Earlier this year, we warned about a provision in the highway bill that would pave the road for mandating the installation of black boxes in automobiles. Much like the recording devices embedded in aircraft, these data recorders would allow collision investigators to ascertain certain information preceding a car crash. This is obviously not something that most Americans would feel comfortable with, yet it is one more example of the fed’s creeping statism and infringement of our privacy.
Despite the fact that this provision was removed from the final bill that passed Congress earlier this summer, the National Highway Traffic Safety Administration (NHTSA) is already making rules for those manufacturers that install optional data recorders. The Hill reports:
New federal standards for “black boxes” that record information leading up to auto accidents will will take effect Sept. 1, the National Highway Traffic Safety Administration (NHTSA) ruled on Tuesday.

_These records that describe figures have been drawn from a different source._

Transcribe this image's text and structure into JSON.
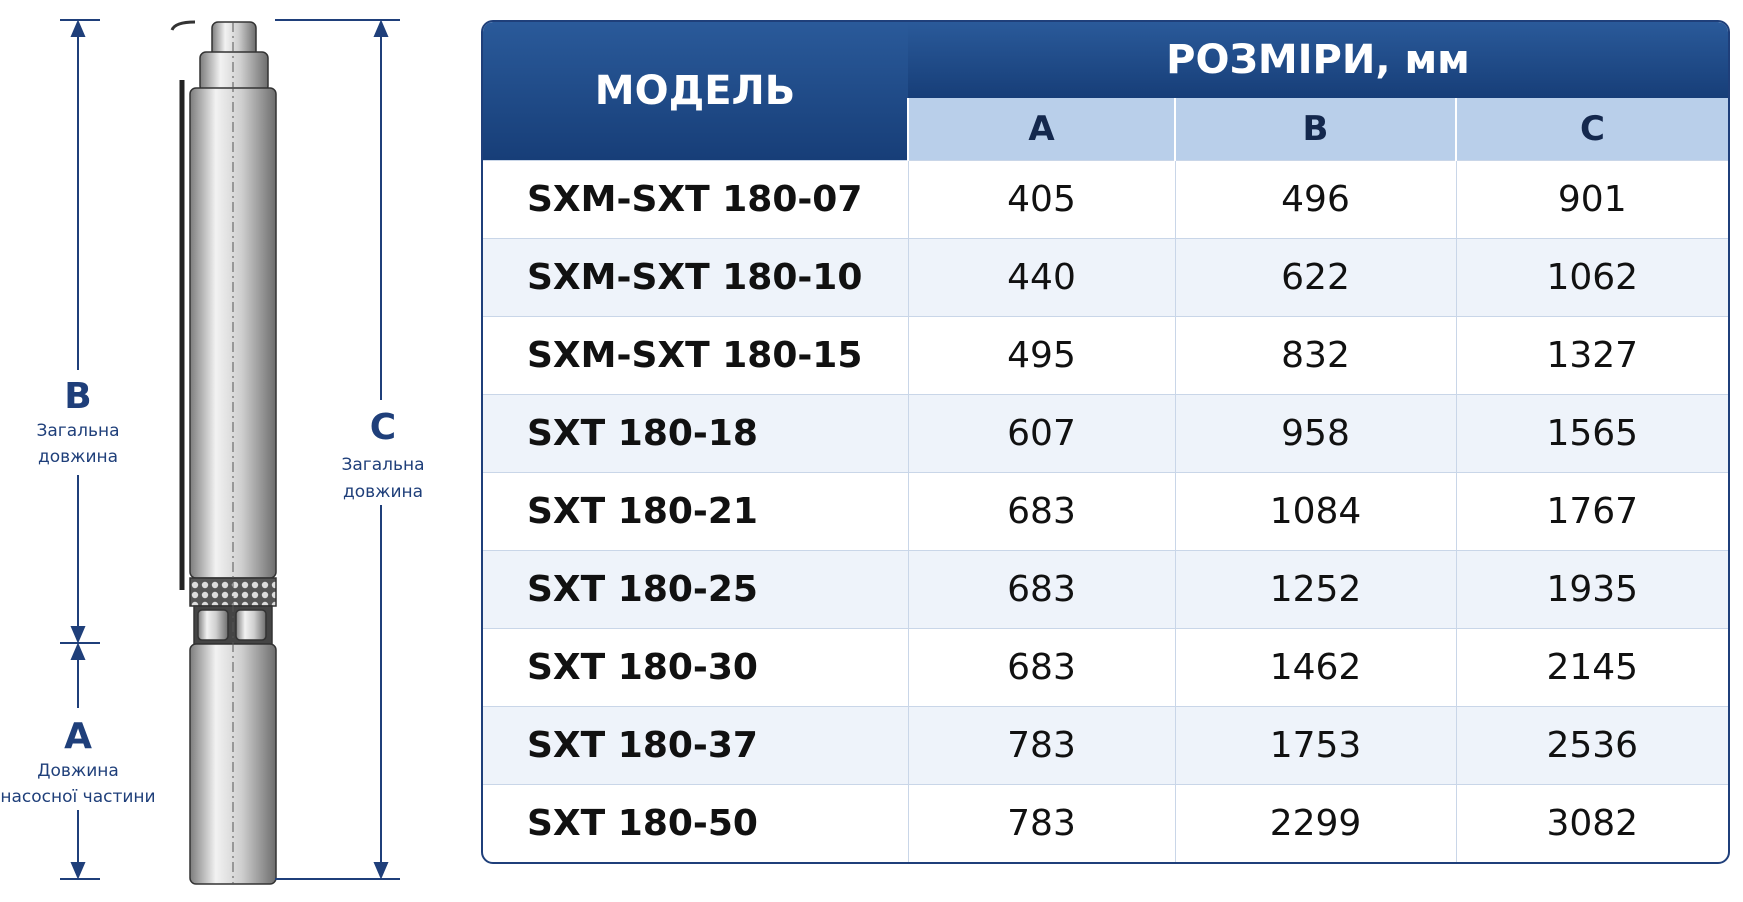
{
  "diagram": {
    "b": {
      "letter": "B",
      "text": [
        "Загальна",
        "довжина"
      ]
    },
    "c": {
      "letter": "C",
      "text": [
        "Загальна",
        "довжина"
      ]
    },
    "a": {
      "letter": "A",
      "text": [
        "Довжина",
        "насосної частини"
      ]
    }
  },
  "table": {
    "header": {
      "model": "МОДЕЛЬ",
      "sizes": "РОЗМІРИ, мм",
      "columns": [
        "A",
        "B",
        "C"
      ]
    },
    "rows": [
      [
        "SXM-SXT 180-07",
        405,
        496,
        901
      ],
      [
        "SXM-SXT 180-10",
        440,
        622,
        1062
      ],
      [
        "SXM-SXT 180-15",
        495,
        832,
        1327
      ],
      [
        "SXT 180-18",
        607,
        958,
        1565
      ],
      [
        "SXT 180-21",
        683,
        1084,
        1767
      ],
      [
        "SXT 180-25",
        683,
        1252,
        1935
      ],
      [
        "SXT 180-30",
        683,
        1462,
        2145
      ],
      [
        "SXT 180-37",
        783,
        1753,
        2536
      ],
      [
        "SXT 180-50",
        783,
        2299,
        3082
      ]
    ]
  }
}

The decision means the new standards for the devices will not be delayed by one year, as automakers had requested.
The federal standards will apply only to cars that are voluntarily outfitted with event data recorders (EDRs), also known as black boxes. But while the government does not yet require all cars to have black boxes installed, NHTSA is still thought to be considering a federal mandate as a next step, possibly this year.

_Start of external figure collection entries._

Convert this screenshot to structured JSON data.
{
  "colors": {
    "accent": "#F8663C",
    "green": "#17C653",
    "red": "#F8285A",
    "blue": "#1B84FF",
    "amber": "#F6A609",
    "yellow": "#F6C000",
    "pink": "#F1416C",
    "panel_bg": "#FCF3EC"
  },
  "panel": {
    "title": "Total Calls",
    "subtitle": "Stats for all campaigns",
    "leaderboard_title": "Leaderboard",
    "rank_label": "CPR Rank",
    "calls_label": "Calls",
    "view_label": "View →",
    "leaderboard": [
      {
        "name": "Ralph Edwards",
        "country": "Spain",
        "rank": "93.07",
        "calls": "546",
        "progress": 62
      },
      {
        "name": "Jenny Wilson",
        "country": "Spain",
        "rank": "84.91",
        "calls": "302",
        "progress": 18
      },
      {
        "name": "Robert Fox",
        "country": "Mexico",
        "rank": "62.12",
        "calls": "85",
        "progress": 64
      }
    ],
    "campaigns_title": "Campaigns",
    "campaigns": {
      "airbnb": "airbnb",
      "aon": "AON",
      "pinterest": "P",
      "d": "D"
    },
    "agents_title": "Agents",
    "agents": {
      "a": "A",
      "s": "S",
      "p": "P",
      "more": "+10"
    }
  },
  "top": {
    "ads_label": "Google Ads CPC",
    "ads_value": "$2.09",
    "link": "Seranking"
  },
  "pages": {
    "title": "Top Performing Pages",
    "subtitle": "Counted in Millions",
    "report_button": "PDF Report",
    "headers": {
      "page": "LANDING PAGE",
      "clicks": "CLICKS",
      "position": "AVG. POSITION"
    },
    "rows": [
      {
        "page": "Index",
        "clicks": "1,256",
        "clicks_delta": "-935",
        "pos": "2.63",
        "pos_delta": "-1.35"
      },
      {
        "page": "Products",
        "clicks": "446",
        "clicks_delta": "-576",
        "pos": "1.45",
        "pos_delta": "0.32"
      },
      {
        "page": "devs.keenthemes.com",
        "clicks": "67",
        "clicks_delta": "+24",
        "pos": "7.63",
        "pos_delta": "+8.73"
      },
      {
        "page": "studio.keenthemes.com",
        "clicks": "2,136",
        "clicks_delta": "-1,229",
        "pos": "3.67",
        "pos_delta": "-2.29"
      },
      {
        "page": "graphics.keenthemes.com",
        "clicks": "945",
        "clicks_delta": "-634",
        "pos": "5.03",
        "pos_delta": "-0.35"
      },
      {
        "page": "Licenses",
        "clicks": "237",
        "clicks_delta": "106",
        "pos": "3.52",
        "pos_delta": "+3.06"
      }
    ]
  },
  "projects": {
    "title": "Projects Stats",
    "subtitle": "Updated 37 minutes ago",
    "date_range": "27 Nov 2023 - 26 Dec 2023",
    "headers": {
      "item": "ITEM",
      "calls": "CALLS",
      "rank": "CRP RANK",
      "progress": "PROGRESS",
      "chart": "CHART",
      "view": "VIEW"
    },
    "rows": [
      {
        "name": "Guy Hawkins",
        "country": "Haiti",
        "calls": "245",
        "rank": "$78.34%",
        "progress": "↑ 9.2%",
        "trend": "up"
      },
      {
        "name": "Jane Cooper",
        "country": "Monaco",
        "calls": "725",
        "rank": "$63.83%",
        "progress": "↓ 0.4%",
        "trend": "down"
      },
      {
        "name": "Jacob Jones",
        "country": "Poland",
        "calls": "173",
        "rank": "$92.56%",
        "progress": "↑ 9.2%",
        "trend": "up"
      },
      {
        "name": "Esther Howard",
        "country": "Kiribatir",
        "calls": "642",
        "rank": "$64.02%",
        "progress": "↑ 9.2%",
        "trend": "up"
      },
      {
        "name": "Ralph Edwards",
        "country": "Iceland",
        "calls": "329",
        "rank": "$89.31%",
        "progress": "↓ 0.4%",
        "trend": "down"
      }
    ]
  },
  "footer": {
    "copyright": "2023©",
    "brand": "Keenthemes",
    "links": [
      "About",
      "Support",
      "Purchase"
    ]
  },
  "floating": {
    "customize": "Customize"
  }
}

This is how all meretricious bureaucratic ideas take root. They begin with a few legislative trial balloons that fail to gain enough support. Then they try implementing optional rules and programs. Eventually, they evince a sense of inevitability and garner majority support for their idea. The data recorders must be stopped now.
We are already facing another looming threat to our transportation privacy in the form of a Vehicle Mile Traveled (VMT) tax. This odious idea would allow the government to tax you per mile traveled on highways through some sort of a tracking device.
Folks, it’s enough that we are denuded of our privacy while traveling through airports. We must ensure that our unrestricted right to travel by car – the paradigm of American freedom – remains unfettered. Yet, as long as we continue to support a national transportation policy run by the federal government, we will remain vulnerable to more restrictions on our freedoms. Sadly, 24 Republican senators and 186 Republican representatives voted for the latest federal highway bill. By voting for a transportation bill that will engender the need for future tax increases and force all 50 states to rely on the federal government for that revenue, they have exposed us to future policies that will restrict and regulate our automobile travel.
Twenty years after completion of the interstate highway system, the real solution to our infrastructure problems is to get the federal government out of surface transportation altogether. By devolving transportation spending to the states and abolishing the Federal Transit Administration and most of the Federal Highway Administration, we will not only save money and improve our infrastructure, we will also preserve our liberties.